The game’s sense of dreadfulness is reflected in the home stations: you see sick people who suffered the consequences of staying in the surface too long or those adventurers who were attacked by bandits or monsters. And ironically, those calm moments are more terrifying than anything else in the game. Every time you explore a human base, you see the last remnants of a what once was a fruitful society. People dance to cease the pain, they play music to escape from their reality and they tell jokes. Survivors do that because those little moments are all they have left.
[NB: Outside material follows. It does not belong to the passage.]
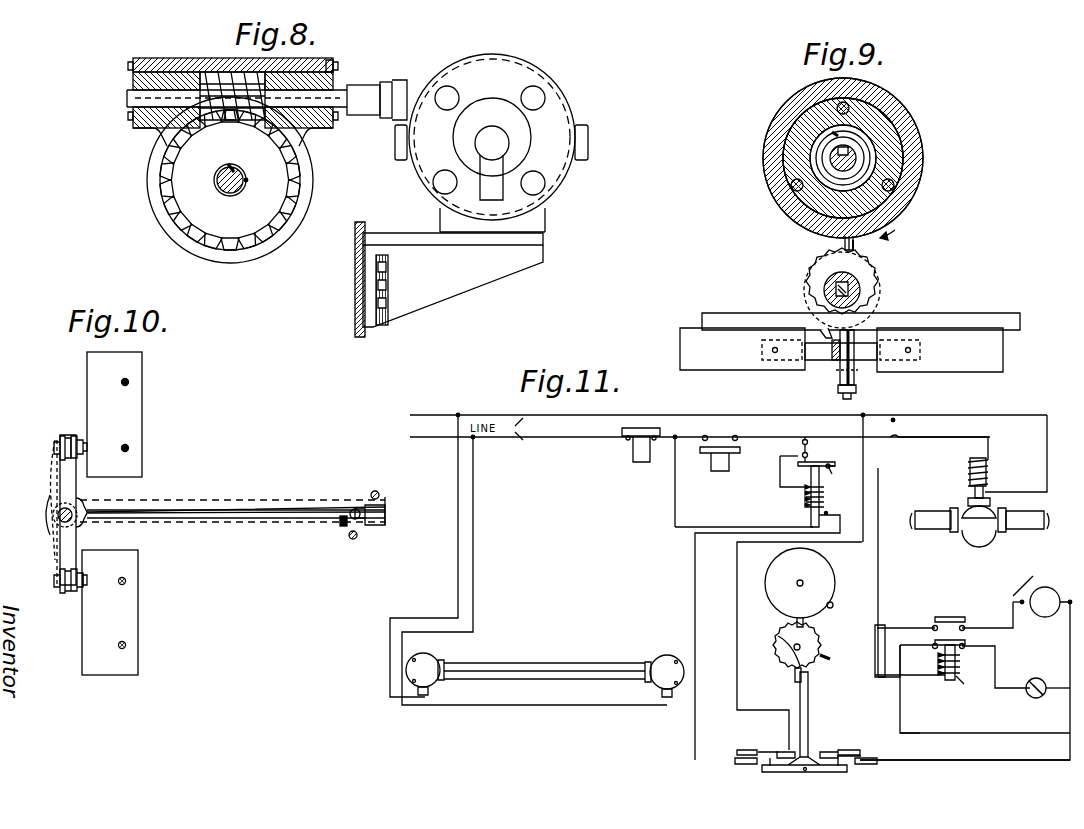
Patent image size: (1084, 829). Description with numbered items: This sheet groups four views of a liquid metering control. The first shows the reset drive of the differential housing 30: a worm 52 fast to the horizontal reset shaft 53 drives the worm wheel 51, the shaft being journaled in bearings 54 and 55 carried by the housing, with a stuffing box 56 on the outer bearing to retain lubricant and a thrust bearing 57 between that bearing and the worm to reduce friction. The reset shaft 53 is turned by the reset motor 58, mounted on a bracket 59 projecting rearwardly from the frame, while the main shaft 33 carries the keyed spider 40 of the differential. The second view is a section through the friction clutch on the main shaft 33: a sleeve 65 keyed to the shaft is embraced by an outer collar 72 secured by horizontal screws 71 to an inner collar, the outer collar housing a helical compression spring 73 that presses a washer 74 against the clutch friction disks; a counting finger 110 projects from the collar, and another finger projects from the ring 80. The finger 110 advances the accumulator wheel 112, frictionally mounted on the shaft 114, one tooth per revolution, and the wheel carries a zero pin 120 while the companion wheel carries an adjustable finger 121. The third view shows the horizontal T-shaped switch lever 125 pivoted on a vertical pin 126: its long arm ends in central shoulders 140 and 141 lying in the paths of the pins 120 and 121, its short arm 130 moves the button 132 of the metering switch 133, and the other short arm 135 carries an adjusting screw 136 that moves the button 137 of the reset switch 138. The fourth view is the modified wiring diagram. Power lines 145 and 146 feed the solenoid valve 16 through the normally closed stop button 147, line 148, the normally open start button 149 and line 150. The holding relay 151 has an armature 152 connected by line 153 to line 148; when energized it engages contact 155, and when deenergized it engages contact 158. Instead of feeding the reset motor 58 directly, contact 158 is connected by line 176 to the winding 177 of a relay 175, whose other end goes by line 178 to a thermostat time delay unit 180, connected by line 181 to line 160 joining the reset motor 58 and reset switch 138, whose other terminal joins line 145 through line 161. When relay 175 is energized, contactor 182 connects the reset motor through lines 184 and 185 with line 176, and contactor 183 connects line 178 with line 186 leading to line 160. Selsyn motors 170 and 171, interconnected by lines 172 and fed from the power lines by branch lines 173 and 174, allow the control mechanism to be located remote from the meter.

But for all its strengths, Metro 2033 isn’t without its problems. First, the game is marred by technical issues, some of which are quite serious. Most bugs aren’t that problematic, but in some rare occasions progress is lost and you have to restart a given mission right from the beginning. Furthermore, some specific mechanics (such as “push a key repeatedly to survive”) are both frustrating and repetitive. Finally, while the game has a variety of weapons, I found myself using the same weapons over and over.
Despite its issues, Metro 2033 is a provocative shooter that makes use of some engrossing ideas. The solid voice acting, unconventional mechanics, meticulously crafted world, gripping narrative and thrilling scripted events make Metro 2033 a post-apocalyptic setting where you’ll want to live. At least for a few hours.